Here’s the actual truth.

  • Making my bed isn’t pointless because I love slipping into a well-made bed at night. If we look at the data, the national sleep foundation reports that people who make their beds are 19% more likely to get a good night’s sleep. (Humans love data, so don’t be afraid to use some of it to prove your point to yourself.)
  • I am the type of person who does anything I decide to do. If I choose to cook crispy duck with orange glaze and caramelized onions, I’ll do it. If I decide to run a marathon, I’ll do it. If I decide not to make my bed, I’ll do that too. I can help myself accomplish anything, or hold myself back.
  • I wasn’t prioritizing making my bed in the morning.

The first step to making a habit change is changing your internal monologue. I made a conscious decision to stop myself when I said “I wish I were the type of person who…” and say out loud, into a mirror, ”I make my bed every morning because I enjoy having it ready for me at bedtime.”

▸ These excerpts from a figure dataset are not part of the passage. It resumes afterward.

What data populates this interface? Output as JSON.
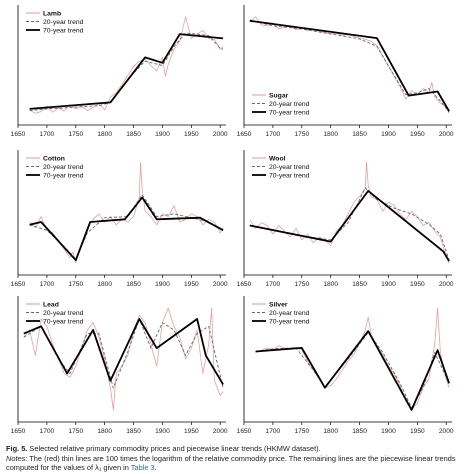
{
  "caption": {
    "figure_label": "Fig. 5.",
    "title": "Selected relative primary commodity prices and piecewise linear trends (HKMW dataset).",
    "notes_label": "Notes:",
    "notes_text": "The (red) thin lines are 100 times the logarithm of the relative commodity price. The remaining lines are the piecewise linear trends computed for the values of λ₁ given in",
    "notes_ref": "Table 3",
    "notes_end": "."
  },
  "colors": {
    "raw": "#e8a0a0",
    "trend20": "#666666",
    "trend70": "#000000",
    "axis": "#000000"
  },
  "chart_data": [
    {
      "type": "line",
      "panel": "Lamb",
      "legend": [
        "Lamb",
        "20-year trend",
        "70-year trend"
      ],
      "legend_position": "top-left",
      "x_ticks": [
        "1650",
        "1700",
        "1750",
        "1800",
        "1850",
        "1900",
        "1950",
        "2000"
      ],
      "xlim": [
        1650,
        2010
      ],
      "series": [
        {
          "name": "Lamb",
          "x": [
            1670,
            1680,
            1690,
            1700,
            1710,
            1720,
            1730,
            1740,
            1750,
            1760,
            1770,
            1780,
            1790,
            1800,
            1810,
            1820,
            1830,
            1840,
            1850,
            1860,
            1870,
            1880,
            1890,
            1900,
            1905,
            1910,
            1920,
            1930,
            1940,
            1945,
            1950,
            1960,
            1970,
            1980,
            1990,
            2000,
            2005
          ],
          "y": [
            -2,
            -8,
            -5,
            5,
            -6,
            2,
            -4,
            8,
            0,
            6,
            -3,
            3,
            10,
            -2,
            22,
            30,
            45,
            62,
            78,
            88,
            92,
            80,
            70,
            95,
            60,
            82,
            110,
            125,
            170,
            150,
            130,
            138,
            145,
            130,
            128,
            110,
            115
          ]
        },
        {
          "name": "20-year trend",
          "x": [
            1670,
            1700,
            1730,
            1760,
            1790,
            1810,
            1840,
            1870,
            1900,
            1920,
            1940,
            1960,
            1980,
            2000,
            2005
          ],
          "y": [
            -3,
            0,
            2,
            4,
            6,
            12,
            55,
            88,
            80,
            115,
            140,
            138,
            135,
            112,
            110
          ]
        },
        {
          "name": "70-year trend",
          "x": [
            1670,
            1810,
            1870,
            1900,
            1930,
            2005
          ],
          "y": [
            0,
            12,
            95,
            85,
            138,
            130
          ]
        }
      ]
    },
    {
      "type": "line",
      "panel": "Sugar",
      "legend": [
        "Sugar",
        "20-year trend",
        "70-year trend"
      ],
      "legend_position": "bottom-left",
      "x_ticks": [
        "1650",
        "1700",
        "1750",
        "1800",
        "1850",
        "1900",
        "1950",
        "2000"
      ],
      "xlim": [
        1650,
        2010
      ],
      "series": [
        {
          "name": "Sugar",
          "x": [
            1660,
            1670,
            1680,
            1690,
            1700,
            1710,
            1720,
            1730,
            1740,
            1750,
            1760,
            1770,
            1780,
            1790,
            1800,
            1810,
            1820,
            1830,
            1840,
            1850,
            1860,
            1870,
            1880,
            1890,
            1900,
            1910,
            1920,
            1930,
            1940,
            1950,
            1960,
            1970,
            1975,
            1980,
            1990,
            2000,
            2005
          ],
          "y": [
            128,
            140,
            120,
            118,
            125,
            110,
            115,
            118,
            108,
            112,
            106,
            110,
            104,
            102,
            98,
            100,
            95,
            96,
            92,
            88,
            85,
            80,
            70,
            45,
            20,
            -5,
            -30,
            -60,
            -40,
            -50,
            -35,
            -45,
            -20,
            -55,
            -70,
            -80,
            -95
          ]
        },
        {
          "name": "20-year trend",
          "x": [
            1660,
            1700,
            1750,
            1800,
            1850,
            1880,
            1900,
            1930,
            1950,
            1970,
            1990,
            2005
          ],
          "y": [
            132,
            118,
            110,
            98,
            86,
            68,
            20,
            -50,
            -45,
            -35,
            -65,
            -92
          ]
        },
        {
          "name": "70-year trend",
          "x": [
            1660,
            1880,
            1935,
            1985,
            2005
          ],
          "y": [
            130,
            88,
            -52,
            -42,
            -90
          ]
        }
      ]
    },
    {
      "type": "line",
      "panel": "Cotton",
      "legend": [
        "Cotton",
        "20-year trend",
        "70-year trend"
      ],
      "legend_position": "top-left",
      "x_ticks": [
        "1650",
        "1700",
        "1750",
        "1800",
        "1850",
        "1900",
        "1950",
        "2000"
      ],
      "xlim": [
        1650,
        2010
      ],
      "series": [
        {
          "name": "Cotton",
          "x": [
            1670,
            1680,
            1690,
            1700,
            1710,
            1720,
            1730,
            1740,
            1745,
            1750,
            1760,
            1770,
            1780,
            1790,
            1800,
            1810,
            1820,
            1830,
            1840,
            1850,
            1860,
            1862,
            1865,
            1870,
            1880,
            1890,
            1900,
            1910,
            1920,
            1930,
            1940,
            1950,
            1960,
            1970,
            1980,
            1990,
            2000,
            2005
          ],
          "y": [
            -20,
            -30,
            -10,
            -35,
            -40,
            -55,
            -70,
            -85,
            -75,
            -95,
            -60,
            -30,
            -15,
            -5,
            -20,
            -10,
            -25,
            -15,
            -20,
            -10,
            25,
            90,
            40,
            0,
            -10,
            -25,
            -5,
            -10,
            10,
            -20,
            -15,
            -5,
            -10,
            -25,
            -15,
            -20,
            -40,
            -30
          ]
        },
        {
          "name": "20-year trend",
          "x": [
            1670,
            1700,
            1730,
            1750,
            1770,
            1800,
            1840,
            1865,
            1890,
            1920,
            1950,
            1980,
            2005
          ],
          "y": [
            -25,
            -35,
            -65,
            -88,
            -40,
            -12,
            -10,
            30,
            -10,
            -5,
            -12,
            -20,
            -35
          ]
        },
        {
          "name": "70-year trend",
          "x": [
            1670,
            1690,
            1750,
            1775,
            1835,
            1865,
            1890,
            1965,
            2005
          ],
          "y": [
            -25,
            -20,
            -90,
            -20,
            -15,
            25,
            -15,
            -12,
            -35
          ]
        }
      ]
    },
    {
      "type": "line",
      "panel": "Wool",
      "legend": [
        "Wool",
        "20-year trend",
        "70-year trend"
      ],
      "legend_position": "top-left",
      "x_ticks": [
        "1650",
        "1700",
        "1750",
        "1800",
        "1850",
        "1900",
        "1950",
        "2000"
      ],
      "xlim": [
        1650,
        2010
      ],
      "series": [
        {
          "name": "Wool",
          "x": [
            1660,
            1670,
            1680,
            1690,
            1700,
            1710,
            1720,
            1730,
            1740,
            1750,
            1760,
            1770,
            1780,
            1790,
            1800,
            1810,
            1820,
            1830,
            1840,
            1850,
            1860,
            1862,
            1865,
            1870,
            1880,
            1890,
            1900,
            1910,
            1920,
            1930,
            1940,
            1950,
            1960,
            1970,
            1980,
            1990,
            2000,
            2005
          ],
          "y": [
            -20,
            -35,
            -25,
            -30,
            -45,
            -30,
            -40,
            -50,
            -35,
            -55,
            -45,
            -60,
            -50,
            -55,
            -65,
            -40,
            -30,
            -10,
            10,
            20,
            35,
            80,
            40,
            20,
            15,
            -5,
            10,
            5,
            -10,
            -20,
            -5,
            -15,
            -30,
            -25,
            -40,
            -50,
            -85,
            -95
          ]
        },
        {
          "name": "20-year trend",
          "x": [
            1660,
            1700,
            1750,
            1800,
            1830,
            1860,
            1880,
            1910,
            1940,
            1970,
            1990,
            2005
          ],
          "y": [
            -30,
            -38,
            -48,
            -55,
            -25,
            35,
            15,
            0,
            -10,
            -28,
            -45,
            -90
          ]
        },
        {
          "name": "70-year trend",
          "x": [
            1660,
            1800,
            1865,
            1995,
            2005
          ],
          "y": [
            -30,
            -58,
            30,
            -75,
            -92
          ]
        }
      ]
    },
    {
      "type": "line",
      "panel": "Lead",
      "legend": [
        "Lead",
        "20-year trend",
        "70-year trend"
      ],
      "legend_position": "top-left",
      "x_ticks": [
        "1650",
        "1700",
        "1750",
        "1800",
        "1850",
        "1900",
        "1950",
        "2000"
      ],
      "xlim": [
        1650,
        2010
      ],
      "series": [
        {
          "name": "Lead",
          "x": [
            1660,
            1670,
            1680,
            1690,
            1700,
            1710,
            1720,
            1730,
            1740,
            1750,
            1760,
            1770,
            1780,
            1790,
            1800,
            1810,
            1815,
            1820,
            1830,
            1840,
            1850,
            1860,
            1870,
            1880,
            1890,
            1900,
            1910,
            1920,
            1930,
            1940,
            1950,
            1960,
            1970,
            1980,
            1985,
            1990,
            2000,
            2005
          ],
          "y": [
            20,
            30,
            -5,
            45,
            35,
            10,
            -10,
            -30,
            -35,
            -20,
            5,
            30,
            40,
            20,
            -10,
            -50,
            -80,
            -30,
            -20,
            -5,
            30,
            50,
            40,
            10,
            -20,
            40,
            60,
            35,
            20,
            -10,
            5,
            30,
            -30,
            10,
            60,
            -40,
            -60,
            -55
          ]
        },
        {
          "name": "20-year trend",
          "x": [
            1660,
            1690,
            1720,
            1740,
            1770,
            1790,
            1815,
            1840,
            1860,
            1880,
            1900,
            1920,
            1940,
            1960,
            1980,
            2005
          ],
          "y": [
            20,
            35,
            -10,
            -30,
            25,
            25,
            -50,
            0,
            45,
            5,
            40,
            30,
            -5,
            25,
            35,
            -50
          ]
        },
        {
          "name": "70-year trend",
          "x": [
            1660,
            1690,
            1735,
            1780,
            1810,
            1860,
            1890,
            1960,
            1975,
            2005
          ],
          "y": [
            25,
            35,
            -30,
            30,
            -40,
            45,
            5,
            45,
            -5,
            -45
          ]
        }
      ]
    },
    {
      "type": "line",
      "panel": "Silver",
      "legend": [
        "Silver",
        "20-year trend",
        "70-year trend"
      ],
      "legend_position": "top-left",
      "x_ticks": [
        "1650",
        "1700",
        "1750",
        "1800",
        "1850",
        "1900",
        "1950",
        "2000"
      ],
      "xlim": [
        1650,
        2010
      ],
      "series": [
        {
          "name": "Silver",
          "x": [
            1670,
            1680,
            1690,
            1700,
            1710,
            1720,
            1730,
            1740,
            1750,
            1760,
            1770,
            1780,
            1790,
            1800,
            1810,
            1820,
            1830,
            1840,
            1850,
            1860,
            1865,
            1870,
            1880,
            1890,
            1900,
            1910,
            1920,
            1930,
            1940,
            1950,
            1960,
            1970,
            1980,
            1985,
            1990,
            2000,
            2005
          ],
          "y": [
            40,
            45,
            50,
            45,
            55,
            50,
            48,
            52,
            45,
            20,
            0,
            -20,
            -40,
            -35,
            -20,
            0,
            20,
            35,
            60,
            90,
            120,
            80,
            55,
            35,
            10,
            -10,
            -35,
            -70,
            -90,
            -75,
            -40,
            -20,
            60,
            140,
            40,
            -20,
            -40
          ]
        },
        {
          "name": "20-year trend",
          "x": [
            1670,
            1700,
            1740,
            1770,
            1790,
            1830,
            1865,
            1890,
            1920,
            1940,
            1960,
            1980,
            2005
          ],
          "y": [
            42,
            48,
            50,
            0,
            -38,
            25,
            85,
            40,
            -30,
            -85,
            -40,
            40,
            -30
          ]
        },
        {
          "name": "70-year trend",
          "x": [
            1670,
            1750,
            1790,
            1865,
            1940,
            1985,
            2005
          ],
          "y": [
            42,
            50,
            -40,
            88,
            -90,
            45,
            -30
          ]
        }
      ]
    }
  ]
}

Then I make my damn bed. I even timed myself once to quiet that voice that tried to say I didn’t have time. It turns out it takes less than a full minute to make my bed (more data, people like that).

Obviously, I’m picking a somewhat silly example to prove the point. But, you can attack any habit change by first addressing the conversations you have with yourself. You wouldn’t tell your children or your spouse that they weren’t smart enough or strong enough to accomplish something, so why are you saying it to yourself?

What lies are you telling yourself? Make a list, and then turn them into truths

lieswetellourselvesanxiety

Once you’re talking with yourself in a way that will spur you to take ownership of your current condition and inspire a change, you’re ready for an action plan. Change the way you talk to yourself first: the action plan can come later.